China's transition to a consumer-led economy is on hold.
Faced with plummeting output during a pandemic-hit first quarter, Beijing resorted to what it knows best and launched a 3.6 trillion yuan ($500 billion) fiscal stimulus in May aimed at boosting investment. While most developed economies directed much of their support toward workers in the form of furlough payments or, in the case of the U.S., sending checks directly to households, Chinese consumers were only secondary beneficiaries of their government's recovery efforts.
From a macroeconomic perspective, China's approach has been highly effective. After contracting 6.8% in the first quarter of 2020 — the first quarterly decline in GDP since 1992 — China's economy has rebounded strongly, beating expectations in the second quarter with growth of 3.2%. Economists at HSBC expect growth to accelerate to 5.4% year over year in the third quarter and 6.2% in the fourth quarter, with full-year growth arriving at 2.4%, contingent on further policy easing.
However, its measures to counter the coronavirus pandemic have meant the ruling Communist Party has had to put one of its long-term economic goals on the back burner: unleashing the collective purchasing power of China's 1.39 billion strong population. While private consumption is the largest element of China's economy, at 39% of GDP in 2019, it was little more than half in those of the U.S. and U.K., at 65% and 68%, respectively.
"The stimulus package was, again, very investment and business-oriented, with relatively little support for households," Louis Kuijs, head of Asia economics at Oxford Economics, said by email. "In that sense, the coronavirus outbreak, combined with the particular way that the government has responded to it, has slowed the move to a more consumer-oriented economy."
Contracting retail sales
China's economy is likely to be even more skewed to industry come the end of 2020, according to high-frequency data. Industrial production rose 5.6% year over year in August, while investment in real estate rose 4.6%, with the two metrics returning to growth in April and June, respectively.
Having collapsed by 24.5% in January-February, investment in fixed assets has recovered so quickly that the January-August total is just 0.3% below the first eight months of 2019. That number has been boosted by an 11.7% year-over-year increase in new infrastructure investment plans to drive China toward technological self-reliance, as well as a 6.4% year-over-year increase in rail transportation investment.

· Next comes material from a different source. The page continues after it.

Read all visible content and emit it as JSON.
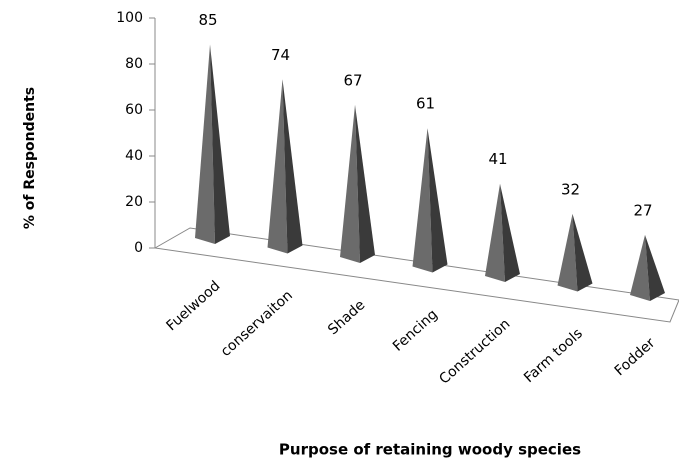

By contrast, indicators of household consumption have been sluggish. After seven months of year-over-year contraction, retail sales rose in August but only barely at 0.5%. The level remains a long way short of the 8% growth achieved in 2019.
Inflation has also fallen back, down to 2.4% in August from 2.7% in July, with non-food prices down 0.5% year over year, which Oxford Economics partly attributes to "the slow recovery in consumer demand."
Social safety net
Urban households enjoyed strong growth in disposable income in the years pre-virus, with gains of about 8% over the past three years, but income grew at just 1.5% in the first half of 2020.

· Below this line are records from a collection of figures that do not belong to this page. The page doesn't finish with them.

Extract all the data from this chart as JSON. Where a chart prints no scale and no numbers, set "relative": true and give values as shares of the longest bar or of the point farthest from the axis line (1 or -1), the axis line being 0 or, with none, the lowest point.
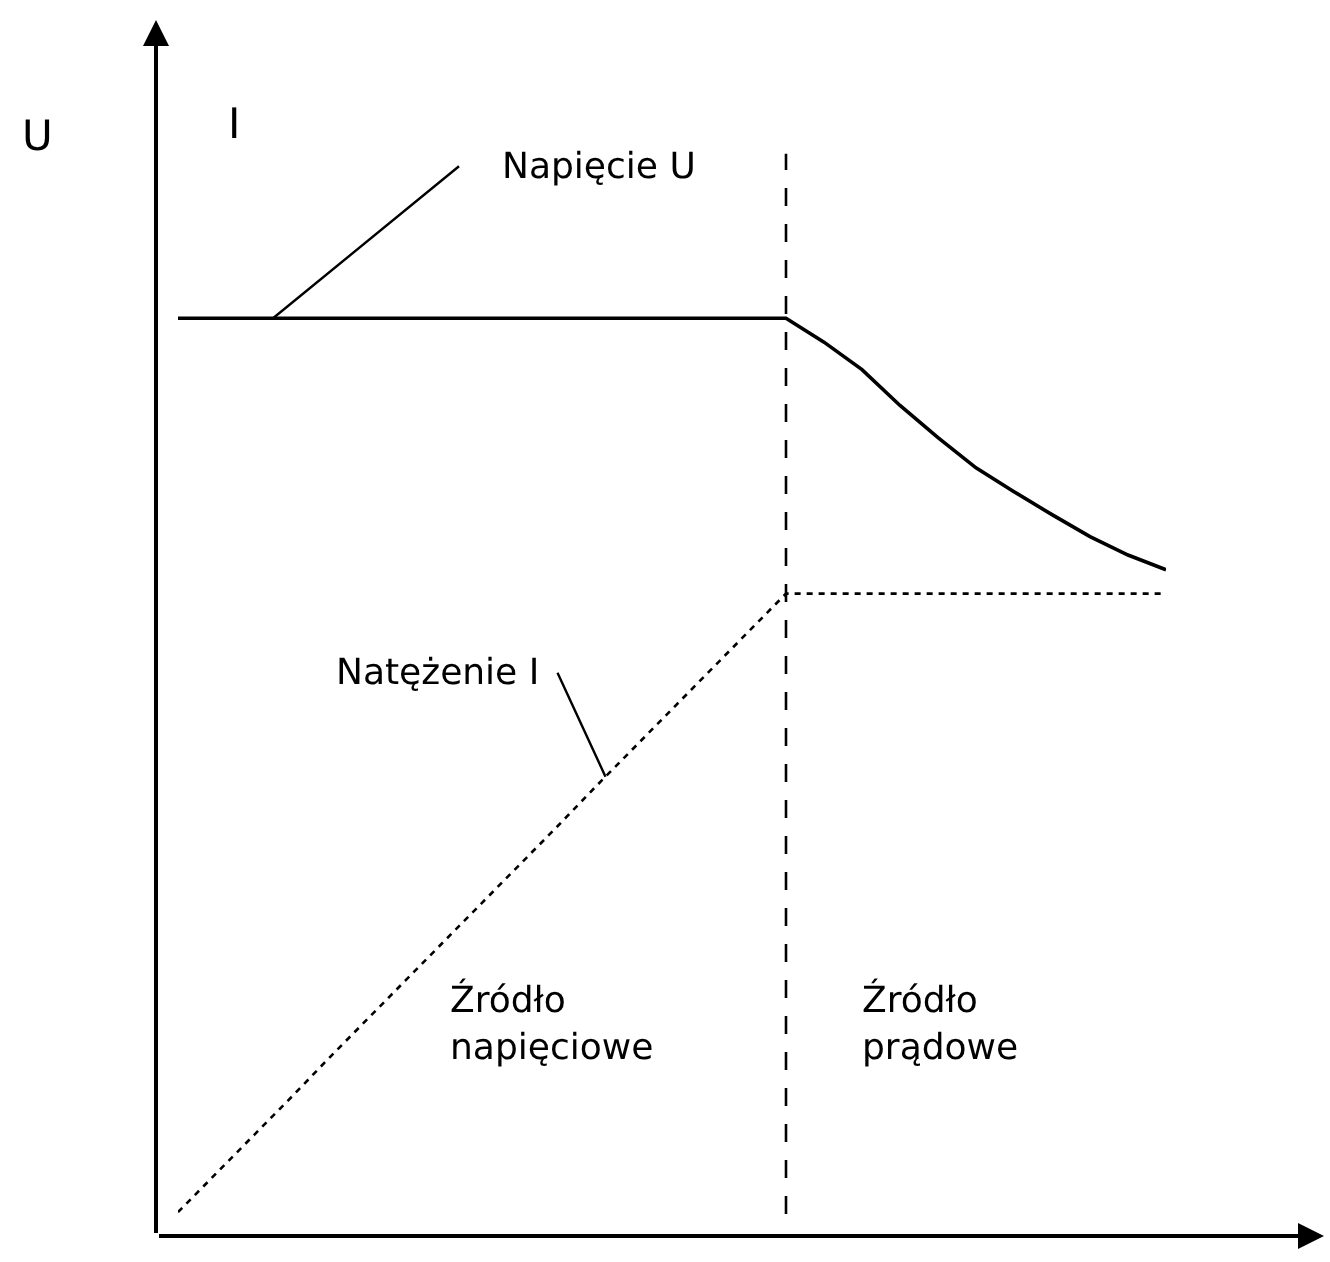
{
  "chart_data": {
    "type": "line",
    "relative": true,
    "ylabel": "U",
    "categories": [
      null,
      null,
      null,
      null,
      null,
      null,
      null,
      null,
      null,
      null,
      null,
      null,
      null,
      null,
      null,
      null,
      null,
      null,
      null,
      null,
      null,
      null,
      null,
      null,
      null,
      null,
      null
    ],
    "series": [
      {
        "name": "Napięcie U",
        "color": "#000000",
        "line_style": "solid",
        "values": [
          1,
          1,
          1,
          1,
          1,
          1,
          1,
          1,
          1,
          1,
          1,
          1,
          1,
          1,
          1,
          1,
          1,
          0.974,
          0.944,
          0.905,
          0.87,
          0.837,
          0.811,
          0.786,
          0.762,
          0.742,
          0.726
        ]
      },
      {
        "name": "Natężenie I",
        "color": "#000000",
        "line_style": "dotted",
        "values": [
          0.026,
          0.068,
          0.11,
          0.152,
          0.195,
          0.237,
          0.279,
          0.321,
          0.363,
          0.405,
          0.447,
          0.49,
          0.532,
          0.574,
          0.616,
          0.658,
          0.7,
          0.7,
          0.7,
          0.7,
          0.7,
          0.7,
          0.7,
          0.7,
          0.7,
          0.7,
          0.7
        ]
      }
    ],
    "annotations": [
      "I",
      "Źródło\nnapięciowe",
      "Źródło\nprądowe"
    ]
  }
}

"Importantly, the decline in wage and business income was not offset by higher welfare payments, including unemployment benefits or other transfers," said Shaun Roache, chief Asia-Pacific economist at S&P Global Ratings. "In response to these shocks, households have decided to save more to guard against future risks."
Without more in the way of government support for households, "precautionary saving" will likely linger for some time, Roache said via email.
"This underscores the importance of efforts to strengthen social safety nets, including healthcare and pension provision but also unemployment insurance, to encourage consumers to reduce their very high level of saving," he said. "We are seeing some progress here but it remains slow."
Transmission mechanisms
Such a system may also provide a mechanism for getting money directly to its citizens in the future instead of relying on industrial stimulus.
"China's government still does not have an effective way to get transfers to households, especially migrant worker families," said Roache. "Migrants' jobs are usually in cities but they do not qualify for benefits there. Their home local governments, meanwhile, do not have the resources or the mechanisms set up to support returning migrants. Hence the quick and time-tested way to boost the economy is infra investment."
For now, China is expected to continue to see growth in investment, with local government bond issuance accelerating and HSBC forecasting infrastructure investment to hit double-digit growth in the coming months.
Meanwhile, a strengthening global economy should see increased demand for Chinese exports, which were already up 9.5% year over year in dollar terms in August, unless a second wave of the virus derails the recovery.
"Overall, things are looking pretty solid for China's recovery but, on the normalization front, we are still seeing a dual-track economy. Capex and industrial production have normalized. Consumer spending is still nowhere near full strength," research group Trivium China wrote in a note.